Alter Wein, neu formuliert, die Kulturen die daraus entstehen, haben wir ja gerade erlebt. Aber wenn dasselbe "geistig" in schönem Wortgeklingel formuliert wird, schon erkennt es niemand mehr. Barbara 1

Anak hat gesagt…

meine liebe barbara, wenn du das wort selbstverwirklichung wirklich ernst nimmst, kommst du irgendwo ganz anders an. und zwar in einer inneren unabhaengigkeit und freiheit in absoluter verantwortung dem ganzen gegenueber.
dann koennen sich die dinge, die gewesen sind, nicht wiederholen.
liebe gruesse
anka

Anonym hat gesagt…

meine liebe Anka, ich finde,
wir brauchen keine "moderne menschheitliche Spiritualität, in der die Kraft des Zusammenklanges und die Sicherheit der Abgrenzung nichts zählt." Und ich bin auch kein "verschwindender Baustein für die Entwicklung des Ganzen" Das kannst Du für Dich und Deine Freunde leben, ich halte mich da lieber an einen unverwechselbare und auch nach dem Tod weiterlebende Individualität.
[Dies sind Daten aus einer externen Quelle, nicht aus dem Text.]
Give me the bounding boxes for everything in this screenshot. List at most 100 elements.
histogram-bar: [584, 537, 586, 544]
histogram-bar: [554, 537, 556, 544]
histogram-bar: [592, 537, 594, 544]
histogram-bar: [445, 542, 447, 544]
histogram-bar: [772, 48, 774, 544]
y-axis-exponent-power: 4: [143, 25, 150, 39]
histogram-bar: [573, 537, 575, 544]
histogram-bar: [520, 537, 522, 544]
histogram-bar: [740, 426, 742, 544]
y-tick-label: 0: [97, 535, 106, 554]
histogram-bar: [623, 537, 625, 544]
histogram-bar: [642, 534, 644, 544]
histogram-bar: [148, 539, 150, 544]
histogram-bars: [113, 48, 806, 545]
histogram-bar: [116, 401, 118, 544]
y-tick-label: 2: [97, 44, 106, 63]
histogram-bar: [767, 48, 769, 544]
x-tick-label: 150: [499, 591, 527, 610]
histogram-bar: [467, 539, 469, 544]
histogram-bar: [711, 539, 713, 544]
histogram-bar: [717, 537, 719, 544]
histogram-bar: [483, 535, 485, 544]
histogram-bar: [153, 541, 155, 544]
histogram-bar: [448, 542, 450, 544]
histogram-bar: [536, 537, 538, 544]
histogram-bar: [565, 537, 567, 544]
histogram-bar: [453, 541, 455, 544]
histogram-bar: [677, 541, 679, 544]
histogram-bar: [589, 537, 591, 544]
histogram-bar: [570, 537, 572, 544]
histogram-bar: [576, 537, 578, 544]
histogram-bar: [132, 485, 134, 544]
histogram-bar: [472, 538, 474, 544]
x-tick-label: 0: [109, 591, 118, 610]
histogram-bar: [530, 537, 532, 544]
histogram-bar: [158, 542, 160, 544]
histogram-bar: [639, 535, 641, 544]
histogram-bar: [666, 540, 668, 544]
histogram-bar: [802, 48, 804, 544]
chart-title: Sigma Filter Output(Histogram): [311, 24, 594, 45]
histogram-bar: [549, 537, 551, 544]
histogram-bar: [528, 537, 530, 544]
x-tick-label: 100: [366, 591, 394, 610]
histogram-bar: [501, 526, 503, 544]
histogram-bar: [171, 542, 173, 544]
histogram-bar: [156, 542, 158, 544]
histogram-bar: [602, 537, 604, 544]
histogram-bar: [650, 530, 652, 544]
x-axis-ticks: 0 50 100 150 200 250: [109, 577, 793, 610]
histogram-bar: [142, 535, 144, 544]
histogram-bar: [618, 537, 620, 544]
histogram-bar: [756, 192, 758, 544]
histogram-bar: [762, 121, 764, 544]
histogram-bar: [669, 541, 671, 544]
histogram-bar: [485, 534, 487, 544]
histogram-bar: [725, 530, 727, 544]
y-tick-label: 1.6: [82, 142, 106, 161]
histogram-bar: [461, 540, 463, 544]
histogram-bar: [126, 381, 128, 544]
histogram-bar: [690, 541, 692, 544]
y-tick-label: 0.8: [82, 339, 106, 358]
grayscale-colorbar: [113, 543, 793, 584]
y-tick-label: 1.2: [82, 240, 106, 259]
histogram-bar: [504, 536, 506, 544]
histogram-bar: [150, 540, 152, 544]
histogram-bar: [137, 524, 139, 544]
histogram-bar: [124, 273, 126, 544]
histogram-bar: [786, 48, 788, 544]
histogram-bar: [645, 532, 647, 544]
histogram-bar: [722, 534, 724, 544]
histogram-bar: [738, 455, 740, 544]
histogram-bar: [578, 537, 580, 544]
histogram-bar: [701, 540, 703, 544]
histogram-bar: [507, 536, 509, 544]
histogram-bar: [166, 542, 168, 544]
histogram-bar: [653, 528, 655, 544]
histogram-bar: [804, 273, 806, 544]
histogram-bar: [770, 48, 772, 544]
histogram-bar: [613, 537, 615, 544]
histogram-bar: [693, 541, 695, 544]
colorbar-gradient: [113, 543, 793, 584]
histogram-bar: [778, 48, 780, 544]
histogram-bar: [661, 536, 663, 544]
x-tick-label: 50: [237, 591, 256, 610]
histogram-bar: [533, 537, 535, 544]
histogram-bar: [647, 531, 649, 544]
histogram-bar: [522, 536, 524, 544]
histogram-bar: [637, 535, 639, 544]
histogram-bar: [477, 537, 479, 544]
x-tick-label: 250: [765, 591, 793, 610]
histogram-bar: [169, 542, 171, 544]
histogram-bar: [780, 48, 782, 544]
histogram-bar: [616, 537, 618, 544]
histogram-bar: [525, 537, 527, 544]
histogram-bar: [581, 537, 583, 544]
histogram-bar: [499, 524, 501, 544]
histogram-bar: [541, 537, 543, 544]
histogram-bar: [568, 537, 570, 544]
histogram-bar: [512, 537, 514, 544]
Ich bin halt altmodisch und halte es mit dem Christentum z.B. mit den sieben Ich-Bin-Worten des Johannesevangelium - auch da kannst du nämlich geistige Erfahrungen machen, die sehen aber etwas anders aus als die integralen. Lassen wir es also bei der Differenzierung der Wege.
ein gutes neues jahr, barbara

Annette hat gesagt…

Liebe Anka,
mit dem Strahlen, das dauert noch bis das Realität ist. Guter Wille gerne, immer.